Monday, November 5, 2018

Plotting functions in R

Exploratory data visualization is the main strength of R. R is more flexible and efficient compared to other data visualization tools and programming languages like D3. In this post we will see the different graphical facilities available in R.

The built-in graphical facilities in R, makes it possible to display a wide variety of statistical graphs and also build entirely new types of graph.  R plotting commands can be divided into 3 basic groups:
  • High-level plotting functions create a new plot on the graphics device, possibly with axes, labels, titles and so on.
  • Low-level plotting functions add more information to an existing plot, such as extra points, lines and labels.
  • Interactive graphics functions allow you interactively add information to, or extract information from, an existing plot, using a pointing device such as a mouse.

In addition , R maintains a list of graphical parameters which can be manipulated to customize your plots.In this post we will just cover the high level plotting functions .

Plot() function
One of the most frequently used plotting function in R is the plot() function. This is a  generic function and the type of plot produced is dependent on the type or class of the first argument .

Usage : plot(x,y,..)
x -> the coordinates of points in the plot. Alternatively, a single plotting structure, function or any R object with a plot method can be provided.
y -> the y coordinates of points in the plot, optional if x is an appropriate structure.
… -> Arguments to be passed to methods, such as graphical parameters.

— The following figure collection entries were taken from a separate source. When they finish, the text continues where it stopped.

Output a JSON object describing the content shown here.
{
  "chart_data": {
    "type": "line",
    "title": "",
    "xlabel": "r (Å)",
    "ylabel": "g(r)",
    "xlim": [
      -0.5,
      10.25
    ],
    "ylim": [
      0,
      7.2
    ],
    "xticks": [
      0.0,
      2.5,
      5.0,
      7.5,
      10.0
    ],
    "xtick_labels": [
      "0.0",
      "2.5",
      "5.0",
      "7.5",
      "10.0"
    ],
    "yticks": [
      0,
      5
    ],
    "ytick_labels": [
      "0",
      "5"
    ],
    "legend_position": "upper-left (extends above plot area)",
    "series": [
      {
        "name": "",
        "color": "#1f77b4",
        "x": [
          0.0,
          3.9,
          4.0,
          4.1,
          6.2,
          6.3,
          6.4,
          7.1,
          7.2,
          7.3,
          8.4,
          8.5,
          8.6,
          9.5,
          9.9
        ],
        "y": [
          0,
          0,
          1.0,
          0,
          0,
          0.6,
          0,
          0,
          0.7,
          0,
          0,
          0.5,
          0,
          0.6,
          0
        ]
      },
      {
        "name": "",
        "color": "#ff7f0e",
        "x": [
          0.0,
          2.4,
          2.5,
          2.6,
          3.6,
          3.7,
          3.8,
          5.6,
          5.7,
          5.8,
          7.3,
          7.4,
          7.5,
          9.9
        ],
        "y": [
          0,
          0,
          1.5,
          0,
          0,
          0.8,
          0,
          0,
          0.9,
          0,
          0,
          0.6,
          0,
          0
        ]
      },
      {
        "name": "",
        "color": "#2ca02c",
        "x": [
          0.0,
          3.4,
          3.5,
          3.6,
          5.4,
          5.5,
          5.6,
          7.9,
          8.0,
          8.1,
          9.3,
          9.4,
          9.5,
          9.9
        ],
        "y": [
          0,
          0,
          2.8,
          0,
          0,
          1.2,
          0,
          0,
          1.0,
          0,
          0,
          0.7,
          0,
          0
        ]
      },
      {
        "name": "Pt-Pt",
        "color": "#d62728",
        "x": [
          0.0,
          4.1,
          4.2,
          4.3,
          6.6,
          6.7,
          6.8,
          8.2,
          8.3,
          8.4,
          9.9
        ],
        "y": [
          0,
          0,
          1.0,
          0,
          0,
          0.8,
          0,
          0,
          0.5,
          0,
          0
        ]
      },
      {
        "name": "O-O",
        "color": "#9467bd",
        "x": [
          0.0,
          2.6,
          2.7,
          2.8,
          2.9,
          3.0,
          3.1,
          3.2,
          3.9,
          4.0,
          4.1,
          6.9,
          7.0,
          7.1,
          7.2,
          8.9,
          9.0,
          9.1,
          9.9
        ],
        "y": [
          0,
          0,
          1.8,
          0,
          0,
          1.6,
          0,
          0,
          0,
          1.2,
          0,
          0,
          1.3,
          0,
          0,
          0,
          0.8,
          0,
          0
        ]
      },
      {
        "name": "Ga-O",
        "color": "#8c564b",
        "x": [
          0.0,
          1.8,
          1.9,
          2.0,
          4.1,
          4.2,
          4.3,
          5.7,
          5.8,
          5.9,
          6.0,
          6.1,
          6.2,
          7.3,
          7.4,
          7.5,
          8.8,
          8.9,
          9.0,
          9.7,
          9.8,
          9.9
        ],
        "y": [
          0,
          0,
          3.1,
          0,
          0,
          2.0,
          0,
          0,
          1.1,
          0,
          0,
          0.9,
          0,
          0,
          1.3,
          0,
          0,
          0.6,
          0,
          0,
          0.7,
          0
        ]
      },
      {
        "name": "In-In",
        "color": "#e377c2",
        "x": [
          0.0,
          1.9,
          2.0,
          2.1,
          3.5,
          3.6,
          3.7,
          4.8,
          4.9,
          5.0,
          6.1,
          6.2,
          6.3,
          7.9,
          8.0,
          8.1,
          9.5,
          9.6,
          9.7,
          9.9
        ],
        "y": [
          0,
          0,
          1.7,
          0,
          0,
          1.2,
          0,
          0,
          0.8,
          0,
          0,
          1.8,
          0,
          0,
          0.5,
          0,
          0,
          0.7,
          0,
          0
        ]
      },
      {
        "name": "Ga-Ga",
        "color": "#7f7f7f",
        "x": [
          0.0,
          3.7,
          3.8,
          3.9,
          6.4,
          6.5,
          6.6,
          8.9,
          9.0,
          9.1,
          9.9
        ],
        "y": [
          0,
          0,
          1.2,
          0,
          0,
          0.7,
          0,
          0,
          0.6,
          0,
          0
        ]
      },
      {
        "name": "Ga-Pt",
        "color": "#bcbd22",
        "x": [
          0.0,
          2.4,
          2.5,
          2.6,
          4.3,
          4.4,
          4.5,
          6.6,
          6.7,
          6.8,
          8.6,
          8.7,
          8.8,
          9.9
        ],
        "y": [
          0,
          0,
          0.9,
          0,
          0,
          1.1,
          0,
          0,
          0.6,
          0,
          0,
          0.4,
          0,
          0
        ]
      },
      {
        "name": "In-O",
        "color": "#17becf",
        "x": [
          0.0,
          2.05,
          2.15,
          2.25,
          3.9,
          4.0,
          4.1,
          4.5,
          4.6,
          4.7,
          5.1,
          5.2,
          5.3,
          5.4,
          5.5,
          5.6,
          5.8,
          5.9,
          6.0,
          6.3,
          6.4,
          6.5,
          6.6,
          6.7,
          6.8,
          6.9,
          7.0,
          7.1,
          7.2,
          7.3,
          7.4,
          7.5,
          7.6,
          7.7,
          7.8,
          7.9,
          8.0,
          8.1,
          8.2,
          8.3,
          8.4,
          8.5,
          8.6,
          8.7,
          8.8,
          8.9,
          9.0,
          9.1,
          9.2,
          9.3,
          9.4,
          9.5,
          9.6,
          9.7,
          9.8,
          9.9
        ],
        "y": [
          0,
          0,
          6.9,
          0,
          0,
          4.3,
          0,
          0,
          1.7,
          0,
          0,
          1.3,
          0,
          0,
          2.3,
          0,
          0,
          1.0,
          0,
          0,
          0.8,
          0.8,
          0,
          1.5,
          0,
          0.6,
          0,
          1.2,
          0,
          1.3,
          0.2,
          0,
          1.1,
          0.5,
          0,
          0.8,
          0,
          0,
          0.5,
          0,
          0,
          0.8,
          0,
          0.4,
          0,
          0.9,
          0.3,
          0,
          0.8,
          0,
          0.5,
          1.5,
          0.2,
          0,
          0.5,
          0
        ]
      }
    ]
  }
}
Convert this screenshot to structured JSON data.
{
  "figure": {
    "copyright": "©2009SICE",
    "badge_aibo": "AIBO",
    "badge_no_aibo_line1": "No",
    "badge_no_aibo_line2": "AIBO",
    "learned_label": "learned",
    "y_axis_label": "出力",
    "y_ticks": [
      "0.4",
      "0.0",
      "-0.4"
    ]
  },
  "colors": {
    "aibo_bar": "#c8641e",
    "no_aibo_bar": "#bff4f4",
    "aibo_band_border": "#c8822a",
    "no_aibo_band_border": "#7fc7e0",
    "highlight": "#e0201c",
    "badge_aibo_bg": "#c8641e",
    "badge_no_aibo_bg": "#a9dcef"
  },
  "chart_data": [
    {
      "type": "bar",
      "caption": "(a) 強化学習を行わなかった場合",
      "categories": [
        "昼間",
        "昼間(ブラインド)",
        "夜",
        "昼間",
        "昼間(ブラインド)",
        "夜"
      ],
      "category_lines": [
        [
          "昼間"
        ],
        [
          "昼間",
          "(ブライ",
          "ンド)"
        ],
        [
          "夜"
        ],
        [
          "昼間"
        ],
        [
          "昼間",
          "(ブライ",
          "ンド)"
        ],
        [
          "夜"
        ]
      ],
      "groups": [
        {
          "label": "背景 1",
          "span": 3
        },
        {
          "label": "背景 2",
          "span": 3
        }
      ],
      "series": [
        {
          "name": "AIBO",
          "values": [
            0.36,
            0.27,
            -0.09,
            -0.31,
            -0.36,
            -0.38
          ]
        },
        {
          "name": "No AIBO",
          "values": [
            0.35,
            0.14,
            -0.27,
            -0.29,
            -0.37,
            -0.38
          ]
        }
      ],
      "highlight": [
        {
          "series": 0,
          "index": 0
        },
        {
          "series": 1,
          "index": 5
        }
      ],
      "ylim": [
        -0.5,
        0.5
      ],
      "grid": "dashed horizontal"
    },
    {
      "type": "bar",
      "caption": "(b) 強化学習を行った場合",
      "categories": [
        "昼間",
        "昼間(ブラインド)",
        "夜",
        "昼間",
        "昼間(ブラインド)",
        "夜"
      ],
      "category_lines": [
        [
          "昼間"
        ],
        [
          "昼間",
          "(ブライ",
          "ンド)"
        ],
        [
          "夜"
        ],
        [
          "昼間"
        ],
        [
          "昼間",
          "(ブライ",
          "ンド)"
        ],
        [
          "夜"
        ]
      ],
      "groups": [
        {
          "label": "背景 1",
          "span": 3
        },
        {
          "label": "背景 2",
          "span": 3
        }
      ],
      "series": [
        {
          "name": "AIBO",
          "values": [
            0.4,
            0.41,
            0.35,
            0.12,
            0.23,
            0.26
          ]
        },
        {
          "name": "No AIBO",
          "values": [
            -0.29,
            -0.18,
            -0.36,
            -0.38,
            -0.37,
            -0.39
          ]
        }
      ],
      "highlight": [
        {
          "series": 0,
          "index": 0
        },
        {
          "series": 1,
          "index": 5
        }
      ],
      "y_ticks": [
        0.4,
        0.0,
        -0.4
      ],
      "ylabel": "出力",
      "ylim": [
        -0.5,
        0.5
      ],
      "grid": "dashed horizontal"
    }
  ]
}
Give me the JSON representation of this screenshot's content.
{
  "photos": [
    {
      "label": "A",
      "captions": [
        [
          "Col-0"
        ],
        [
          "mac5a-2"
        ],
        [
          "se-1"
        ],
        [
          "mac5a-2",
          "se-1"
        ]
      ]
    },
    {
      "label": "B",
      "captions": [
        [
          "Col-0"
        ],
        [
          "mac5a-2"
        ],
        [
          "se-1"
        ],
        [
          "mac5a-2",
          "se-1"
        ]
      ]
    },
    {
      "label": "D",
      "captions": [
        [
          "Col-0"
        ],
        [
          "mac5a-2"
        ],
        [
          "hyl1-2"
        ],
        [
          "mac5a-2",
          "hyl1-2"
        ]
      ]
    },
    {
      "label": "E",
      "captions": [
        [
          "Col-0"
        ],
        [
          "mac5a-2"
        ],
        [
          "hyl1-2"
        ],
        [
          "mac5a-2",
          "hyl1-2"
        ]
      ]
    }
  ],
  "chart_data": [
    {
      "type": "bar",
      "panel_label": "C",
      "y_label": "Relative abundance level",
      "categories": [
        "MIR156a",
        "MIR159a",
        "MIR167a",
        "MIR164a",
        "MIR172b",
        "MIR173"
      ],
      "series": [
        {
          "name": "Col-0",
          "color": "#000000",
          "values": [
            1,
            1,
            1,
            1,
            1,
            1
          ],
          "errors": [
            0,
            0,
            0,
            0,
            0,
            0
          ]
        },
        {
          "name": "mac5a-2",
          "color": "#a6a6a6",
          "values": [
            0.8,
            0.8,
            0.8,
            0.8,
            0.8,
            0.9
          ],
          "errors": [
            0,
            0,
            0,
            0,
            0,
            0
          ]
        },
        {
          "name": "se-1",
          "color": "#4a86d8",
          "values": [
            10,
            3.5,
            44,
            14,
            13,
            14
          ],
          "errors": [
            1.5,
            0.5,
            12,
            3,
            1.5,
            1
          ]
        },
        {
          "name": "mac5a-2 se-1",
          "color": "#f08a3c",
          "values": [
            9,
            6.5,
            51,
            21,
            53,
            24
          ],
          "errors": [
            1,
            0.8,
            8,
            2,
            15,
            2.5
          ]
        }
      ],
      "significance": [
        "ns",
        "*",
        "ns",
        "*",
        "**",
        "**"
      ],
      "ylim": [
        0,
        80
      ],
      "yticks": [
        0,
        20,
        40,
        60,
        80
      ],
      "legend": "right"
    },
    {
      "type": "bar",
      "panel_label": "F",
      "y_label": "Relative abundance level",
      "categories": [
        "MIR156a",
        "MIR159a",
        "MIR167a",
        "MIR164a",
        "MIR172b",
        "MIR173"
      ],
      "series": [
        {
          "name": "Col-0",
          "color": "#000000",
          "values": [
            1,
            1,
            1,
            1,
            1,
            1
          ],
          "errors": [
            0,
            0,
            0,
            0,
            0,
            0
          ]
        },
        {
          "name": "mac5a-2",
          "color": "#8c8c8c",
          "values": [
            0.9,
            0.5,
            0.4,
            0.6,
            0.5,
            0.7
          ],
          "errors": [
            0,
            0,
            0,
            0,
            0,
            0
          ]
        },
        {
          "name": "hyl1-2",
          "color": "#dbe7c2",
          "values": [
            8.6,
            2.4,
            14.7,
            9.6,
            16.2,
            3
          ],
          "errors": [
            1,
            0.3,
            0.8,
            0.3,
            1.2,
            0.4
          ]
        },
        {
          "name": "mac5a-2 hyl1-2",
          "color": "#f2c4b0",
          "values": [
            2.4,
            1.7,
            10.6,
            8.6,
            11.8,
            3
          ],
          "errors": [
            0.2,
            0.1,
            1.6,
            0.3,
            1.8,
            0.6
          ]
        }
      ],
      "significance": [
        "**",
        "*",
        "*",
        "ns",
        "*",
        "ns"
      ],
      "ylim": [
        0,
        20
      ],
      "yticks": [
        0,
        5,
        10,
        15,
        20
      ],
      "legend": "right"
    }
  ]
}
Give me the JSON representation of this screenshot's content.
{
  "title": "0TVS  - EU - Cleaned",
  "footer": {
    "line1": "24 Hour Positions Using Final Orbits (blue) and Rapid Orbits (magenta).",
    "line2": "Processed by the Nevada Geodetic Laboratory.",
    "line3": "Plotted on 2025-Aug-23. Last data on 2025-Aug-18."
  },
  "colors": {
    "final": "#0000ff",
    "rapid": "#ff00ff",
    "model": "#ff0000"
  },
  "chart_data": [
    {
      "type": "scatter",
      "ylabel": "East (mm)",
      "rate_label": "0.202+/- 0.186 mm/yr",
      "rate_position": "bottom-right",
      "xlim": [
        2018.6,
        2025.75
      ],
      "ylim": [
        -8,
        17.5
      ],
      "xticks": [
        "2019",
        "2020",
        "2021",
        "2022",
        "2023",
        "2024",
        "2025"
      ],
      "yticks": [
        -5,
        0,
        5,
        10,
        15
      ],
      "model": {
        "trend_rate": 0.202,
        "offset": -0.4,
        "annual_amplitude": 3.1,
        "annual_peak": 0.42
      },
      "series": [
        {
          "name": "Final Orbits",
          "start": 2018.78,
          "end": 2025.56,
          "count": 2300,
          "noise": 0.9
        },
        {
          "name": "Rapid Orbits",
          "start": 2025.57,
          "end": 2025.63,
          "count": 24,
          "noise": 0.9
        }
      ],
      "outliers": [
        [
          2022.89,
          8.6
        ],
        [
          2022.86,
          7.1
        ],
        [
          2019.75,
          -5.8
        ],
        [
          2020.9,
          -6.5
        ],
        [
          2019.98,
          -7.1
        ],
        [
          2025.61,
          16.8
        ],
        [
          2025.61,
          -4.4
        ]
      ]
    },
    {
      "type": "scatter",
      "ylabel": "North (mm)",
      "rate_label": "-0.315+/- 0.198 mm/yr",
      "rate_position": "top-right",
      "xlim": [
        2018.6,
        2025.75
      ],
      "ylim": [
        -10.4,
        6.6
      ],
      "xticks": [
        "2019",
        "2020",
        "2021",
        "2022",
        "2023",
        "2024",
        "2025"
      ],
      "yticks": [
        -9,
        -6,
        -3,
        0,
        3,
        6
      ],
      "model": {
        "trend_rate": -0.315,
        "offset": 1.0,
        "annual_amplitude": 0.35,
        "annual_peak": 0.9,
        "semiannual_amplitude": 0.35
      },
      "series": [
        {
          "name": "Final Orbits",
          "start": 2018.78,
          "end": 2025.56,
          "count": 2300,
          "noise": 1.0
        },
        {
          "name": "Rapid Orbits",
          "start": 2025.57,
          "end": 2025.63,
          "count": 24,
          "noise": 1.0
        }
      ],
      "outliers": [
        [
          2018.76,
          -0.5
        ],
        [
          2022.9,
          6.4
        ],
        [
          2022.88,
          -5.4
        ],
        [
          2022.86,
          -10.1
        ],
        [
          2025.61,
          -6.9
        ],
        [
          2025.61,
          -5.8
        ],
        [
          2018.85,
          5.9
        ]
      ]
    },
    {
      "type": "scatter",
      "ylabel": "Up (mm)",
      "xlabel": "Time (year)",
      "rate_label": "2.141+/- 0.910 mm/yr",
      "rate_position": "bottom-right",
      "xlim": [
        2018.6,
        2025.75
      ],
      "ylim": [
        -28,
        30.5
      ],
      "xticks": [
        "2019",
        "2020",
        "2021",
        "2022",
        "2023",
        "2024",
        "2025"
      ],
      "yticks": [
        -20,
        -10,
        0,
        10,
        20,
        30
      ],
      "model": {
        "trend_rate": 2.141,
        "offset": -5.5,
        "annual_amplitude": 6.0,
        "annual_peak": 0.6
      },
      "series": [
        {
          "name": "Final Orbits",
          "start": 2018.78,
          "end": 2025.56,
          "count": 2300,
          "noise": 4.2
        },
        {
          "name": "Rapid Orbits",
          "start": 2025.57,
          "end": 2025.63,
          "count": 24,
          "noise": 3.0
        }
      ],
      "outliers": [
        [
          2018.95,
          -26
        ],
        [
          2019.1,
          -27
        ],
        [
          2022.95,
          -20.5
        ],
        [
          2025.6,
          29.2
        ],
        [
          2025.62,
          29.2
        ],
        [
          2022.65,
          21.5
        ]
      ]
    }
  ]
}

Refer the documentation for more details on the usage of this function.
Let’s take a data set which shows the US murders per state. We can plot the total murders against the population in millions using the function plot() and we can infer that states with larger populations are likely to have more murders . 



Hist() function
Another example of a plot we can quickly make are histograms. Histograms are powerful graphical summaries of a list of numbers . We can use the hist() function to see the distribution of the murder rate in the US .



boxplot() function
One other powerful plotting function is the boxplot() function which provides a more terse summary than the histogram , but they’re easier to stack against each other. So we can see many distributions in one plot and we use them to compare the murder rates for different regions. In our example below we stratify the state populations by region and generate boxplots for each strata. Use (rate~region) to create the strata and specify the dataset with the data argument.



Refer the R Manual for more documentation on the usage of these plotting functions. In our future posts we will explore the ggplot2 package which is more powerful and makes you appreciate the power of R when it comes to data visualization.